Where he or she deems that the solution of a case brought before the criminal division is self-evident, the First President or the President of that division may decide to have the case heard by a bench of three judges.  At the request of one of the parties, these judges may decide to send the case for hearing by the division; hearing by the division shall be automatic where one of the judges sitting on the reduced bench so requests . The bench shall dismiss any appeal which is inadmissible or unfounded on a serious ground of law. "

Statistical data since 1 January 2002 on the procedure for the admission of appeals

With regard to the Civil Chambers in the first half of 2002, out of a total of 9448 judgments, 2626 decisions of inadmissibility were delivered (i.e. 28%).  This percentage is made up of 31 % for the First Chamber, 39 % for the Second Chamber, 10 % for the Third Chamber, 19 % for the Commercial Chamber and 33 % for the Social Chamber.

These cases which are initially destined to be declared inadmissible at appeal are essentially those which contain no complexities and which have previously been judged by a restricted bench composed of three judges (Section L-. 131-6 of the Code of Judicial Procedure).

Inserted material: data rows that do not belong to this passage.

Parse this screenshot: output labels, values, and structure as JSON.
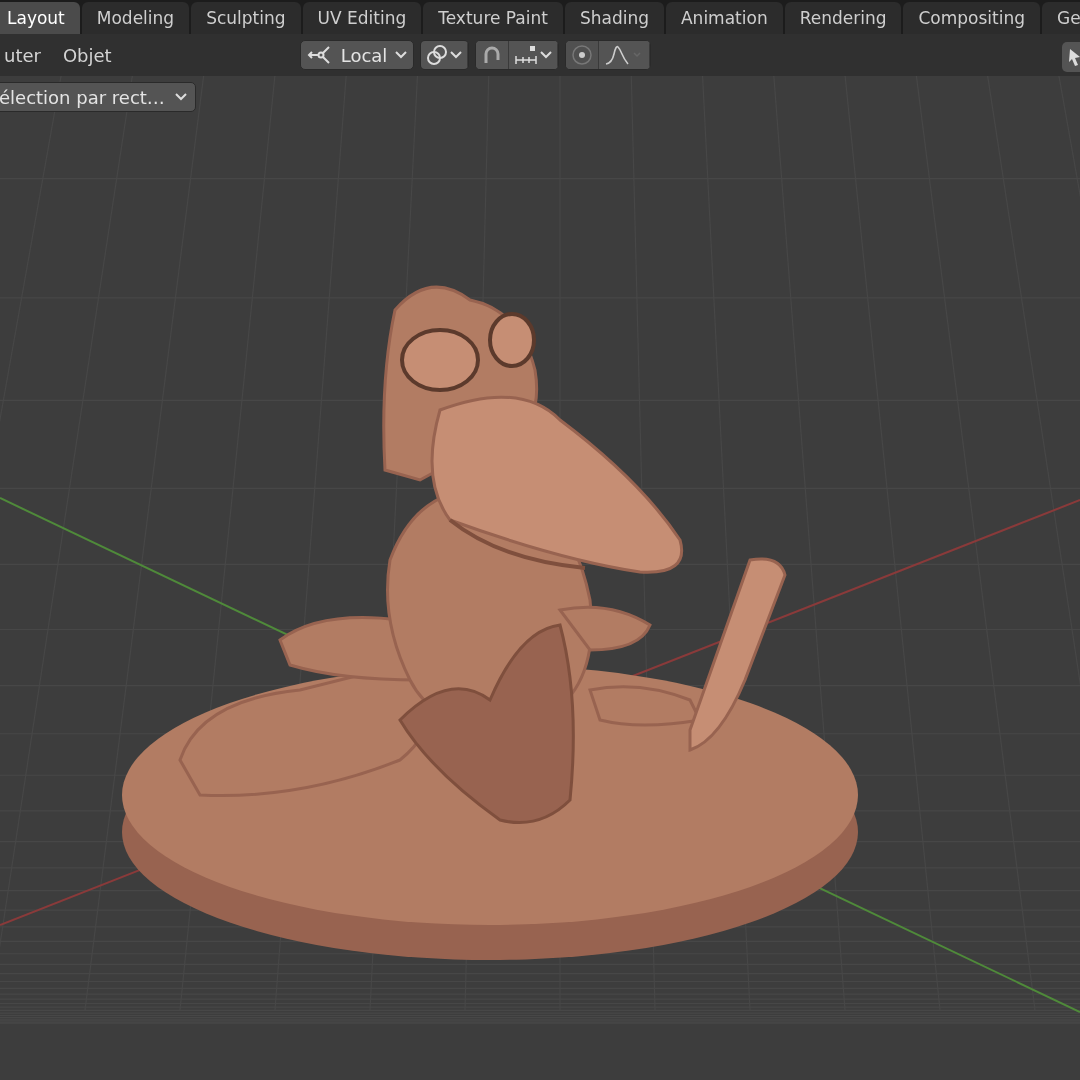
{
  "workspace_tabs": [
    {
      "label": "Layout",
      "selected": true
    },
    {
      "label": "Modeling",
      "selected": false
    },
    {
      "label": "Sculpting",
      "selected": false
    },
    {
      "label": "UV Editing",
      "selected": false
    },
    {
      "label": "Texture Paint",
      "selected": false
    },
    {
      "label": "Shading",
      "selected": false
    },
    {
      "label": "Animation",
      "selected": false
    },
    {
      "label": "Rendering",
      "selected": false
    },
    {
      "label": "Compositing",
      "selected": false
    },
    {
      "label": "Ge",
      "selected": false
    }
  ],
  "header": {
    "menus": [
      "uter",
      "Objet"
    ],
    "pivot": {
      "label": "Local"
    }
  },
  "viewport": {
    "select_mode": {
      "label": "élection par rect…"
    }
  }
}
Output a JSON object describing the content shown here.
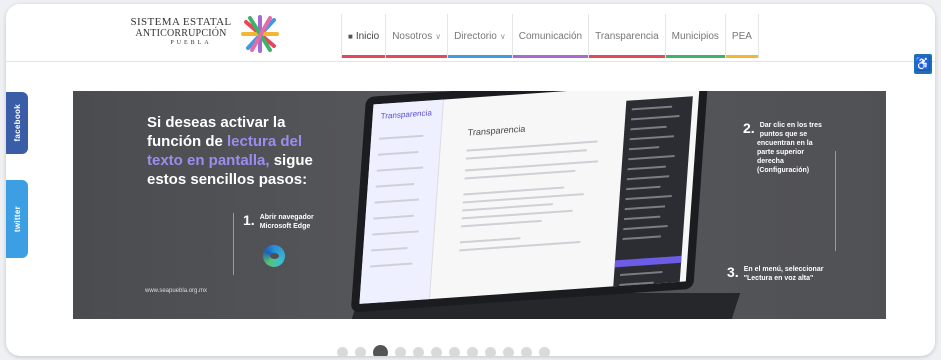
{
  "logo": {
    "line1": "Sistema Estatal",
    "line2": "Anticorrupción",
    "line3": "PUEBLA"
  },
  "nav": {
    "items": [
      {
        "label": "Inicio",
        "bar": "#e8465a",
        "active": true
      },
      {
        "label": "Nosotros",
        "bar": "#e8465a",
        "caret": true
      },
      {
        "label": "Directorio",
        "bar": "#3f9be0",
        "caret": true
      },
      {
        "label": "Comunicación",
        "bar": "#a66ad4"
      },
      {
        "label": "Transparencia",
        "bar": "#e8465a"
      },
      {
        "label": "Municipios",
        "bar": "#3cb26a"
      },
      {
        "label": "PEA",
        "bar": "#f2b632"
      }
    ]
  },
  "social": {
    "facebook": "facebook",
    "twitter": "twitter"
  },
  "banner": {
    "headline_pre": "Si deseas activar la función de ",
    "headline_hl": "lectura del texto en pantalla,",
    "headline_post": " sigue estos sencillos pasos:",
    "step1_num": "1.",
    "step1_text": "Abrir navegador Microsoft Edge",
    "step2_num": "2.",
    "step2_text": "Dar clic en los tres puntos que se encuentran en la parte superior derecha (Configuración)",
    "step3_num": "3.",
    "step3_text": "En el menú, seleccionar \"Lectura en voz alta\"",
    "website": "www.seapuebla.org.mx",
    "screen_title": "Transparencia",
    "screen_sidebar": "Transparencia"
  },
  "carousel": {
    "count": 12,
    "active_index": 2
  },
  "colors": {
    "accent": "#9d8cf0",
    "a11y": "#1f6fb6"
  },
  "icons": [
    "home-icon",
    "accessibility-icon",
    "edge-browser-icon"
  ]
}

It may be noted furthermore that 10 % of cases initially earmarked as potentially inadmissible were finally reassigned for reasoned judgment.

On the criminal side, inadmissibility concerns 35 % of the appeals introduced before the Criminal Chamber.

Prevention of disputes

Secondly, section 26 of Institutional Act 2001-539 of 25 June 2001, which also came into force on 1 January 2002, amended Articles L151-1 and L151-2 of the Code on Organisation of the Courts, extending the procedure whereby the trial and appeal courts may seek the Court of Cassation's opinion on a question of law arising in a significant number of cases, which has not yet been settled.  In particular, the Act extended this procedure to criminal cases, thereby making it possible to avoid the emergence of causes for dispute.  The relevant provisions read as follows:

Article L151-1

" Before deciding a new question of law, which raises a serious difficulty and arises in a large number of cases, the trial and appeal courts may, by a decision not open to appeal, seek the opinion of the Court of Cassation, which shall state its position within three months of the referral. …"

Article L151-2

" The bench of the Court of Cassation which deals with a request for an opinion shall be chaired by the First President or, if he or she is unable to be present, the most senior Division President . …

Apart from the First President, the bench required to give an opinion in criminal matters shall include the President of the Criminal Division, a Division President appointed by the First President, four judges of the Criminal Division and two judges of another division, appointed by the First President. …"

Thirdly, under arrangements made between the registry and the divisions of the Court of Cassation, the period between the date of the hearing and delivery of the judgment has been reduced to not more than four weeks.

Fourthly, a number of measures are currently being envisaged with the aim of rationalising the handling of cases.  For instance, there are plans to group appeals by series, to link appeals raising the same point of law, with a view to hearing them concurrently or in a co- ordinated manner, and to reduce the time allowed for preparing certain categories of cases for hearing.

Increasing the staff of the Cour de cassation

A substantial increase in the staff of the Court of Cassation has been decided, so as to deal with the current backlog of cases.  Six posts of auxiliary judge were established in 2001, and eleven supernumerary posts.

There are also plans to recruit six further supernumerary posts of auxiliary judges which will bring the total staff to 76 auxiliary judges. Pursuant to the Institutional Act of 25 June 2001, the number of specially recruited magistrates who may be appointed to the Cour de cassation has been doubled.

The Government of France considers that this body of measures will make it possible to accelerate proceedings before the Cour de cassation so that cases brought before it may be judged within a reasonable time in conformity with Article 6, paragraph 1, of the Convention and that France has accordingly fulfilled its obligations under former Article 32 of the Convention.